In The Gateway Hotels v. Kochi Municipal Corporation [2025: KER:31602] and the connected cases, the High Court of Kerala has ruled that the three-year period of limitation prescribed in the Kerala Municipality Act, 1994, will prevail over the general 12-year period of limitation provided under the Limitation Act, 1908.
The Special Law on Limitation Prevails
The High Court held that even though property tax is a “charge on the property,” for which the Limitation Act provides a 12-year recovery period, the specific three-year limit under Section 539 of the Kerala Municipality Act must prevail over the other.
The judgment clarified that other provisions, such as those creating a charge on the property (Section 237) or allowing recovery as arrears of public revenue (Section 538B), would not extend this three-year limitation period prescribed under section 539 of the Act.

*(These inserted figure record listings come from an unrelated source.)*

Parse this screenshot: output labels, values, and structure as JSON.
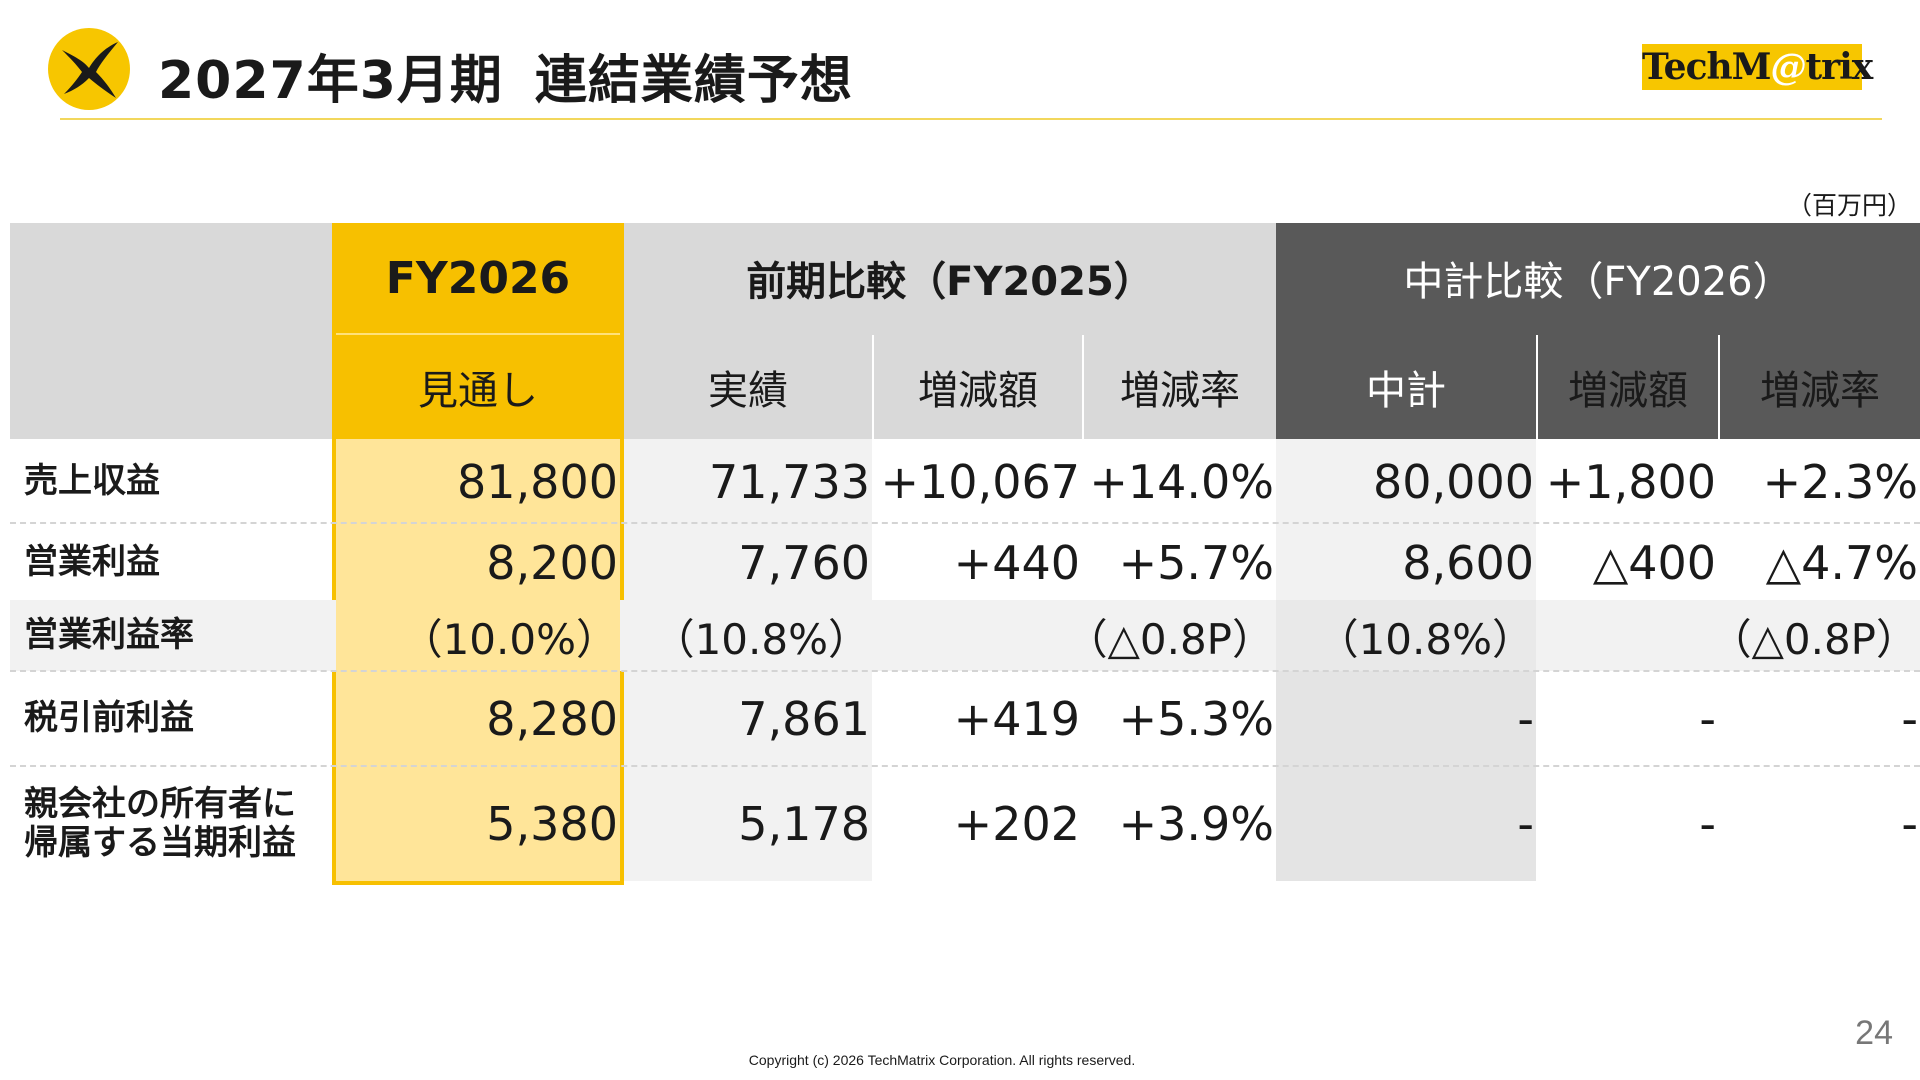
{
  "header": {
    "title_part1": "2027年3月期",
    "title_part2": "連結業績予想",
    "brand_pre": "TechM",
    "brand_at": "@",
    "brand_post": "trix"
  },
  "unit": "（百万円）",
  "table": {
    "group_headers": {
      "fy2026": "FY2026",
      "prev": "前期比較（FY2025）",
      "plan": "中計比較（FY2026）"
    },
    "sub_headers": {
      "forecast": "見通し",
      "actual": "実績",
      "prev_change": "増減額",
      "prev_rate": "増減率",
      "plan": "中計",
      "plan_change": "増減額",
      "plan_rate": "増減率"
    },
    "rows": [
      {
        "label": "売上収益",
        "forecast": "81,800",
        "actual": "71,733",
        "prev_change": "+10,067",
        "prev_rate": "+14.0%",
        "plan": "80,000",
        "plan_change": "+1,800",
        "plan_rate": "+2.3%"
      },
      {
        "label": "営業利益",
        "forecast": "8,200",
        "actual": "7,760",
        "prev_change": "+440",
        "prev_rate": "+5.7%",
        "plan": "8,600",
        "plan_change": "△400",
        "plan_rate": "△4.7%"
      },
      {
        "label": "営業利益率",
        "forecast": "（10.0%）",
        "actual": "（10.8%）",
        "prev_change": "",
        "prev_rate": "（△0.8P）",
        "plan": "（10.8%）",
        "plan_change": "",
        "plan_rate": "（△0.8P）"
      },
      {
        "label": "税引前利益",
        "forecast": "8,280",
        "actual": "7,861",
        "prev_change": "+419",
        "prev_rate": "+5.3%",
        "plan": "-",
        "plan_change": "-",
        "plan_rate": "-"
      },
      {
        "label_line1": "親会社の所有者に",
        "label_line2": "帰属する当期利益",
        "forecast": "5,380",
        "actual": "5,178",
        "prev_change": "+202",
        "prev_rate": "+3.9%",
        "plan": "-",
        "plan_change": "-",
        "plan_rate": "-"
      }
    ]
  },
  "footer": {
    "copyright": "Copyright (c) 2026 TechMatrix Corporation. All rights reserved.",
    "page": "24"
  },
  "colors": {
    "accent_yellow": "#f7c000",
    "light_yellow": "#ffe599",
    "dark_header": "#595959",
    "grey_header": "#d9d9d9",
    "light_grey": "#f2f2f2",
    "mid_grey": "#e4e4e4"
  }
}
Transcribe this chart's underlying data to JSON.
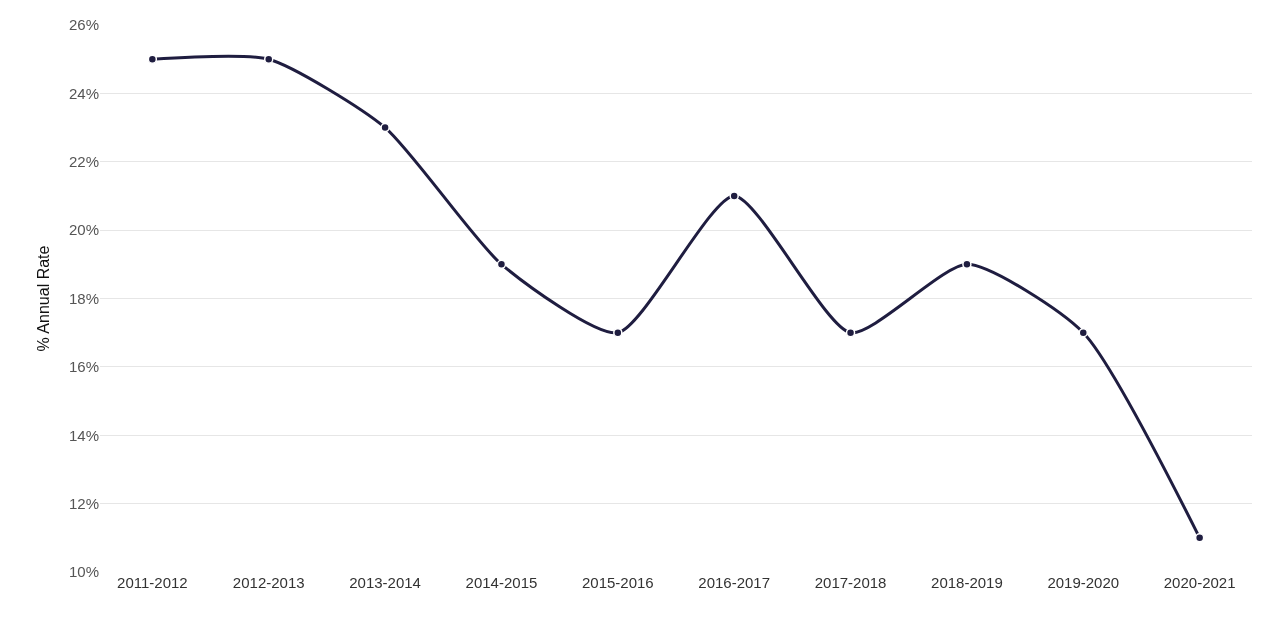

Consequently, a municipality’s power to recover property tax is strictly limited to arrears for the three years immediately preceding the demand.
Time Barred Debt Cannot be Recovered by Recovery Act
In State Of Kerala & Ors vs V.R.Kalliyanikutty & Anr [AIR 1999 SC 1305], the Supreme Court held that a debt which is barred by the law of limitation cannot be recovered by recovery proceedings under the Kerala Revenue Recovery Act of 1968.
The Court’s Analysis and Relief
The case was brought in by the hotel and building owners within the Kochi Corporation and was for challenging the demand notices for arrears of property tax dating back to the 2016-17 financial year.
In its ruling, the High Court held that the petitioners were only liable to pay the property tax at the revised rates for the three-year period immediately prior to the date of the demand notice.
Significance of the Judgement
The Corporation cannot recover any tax arrears for the period before this three-year window and the property owners cannot be considered defaulters or subjected to any prejudice for the non-payment of tax for those earlier, time-barred periods.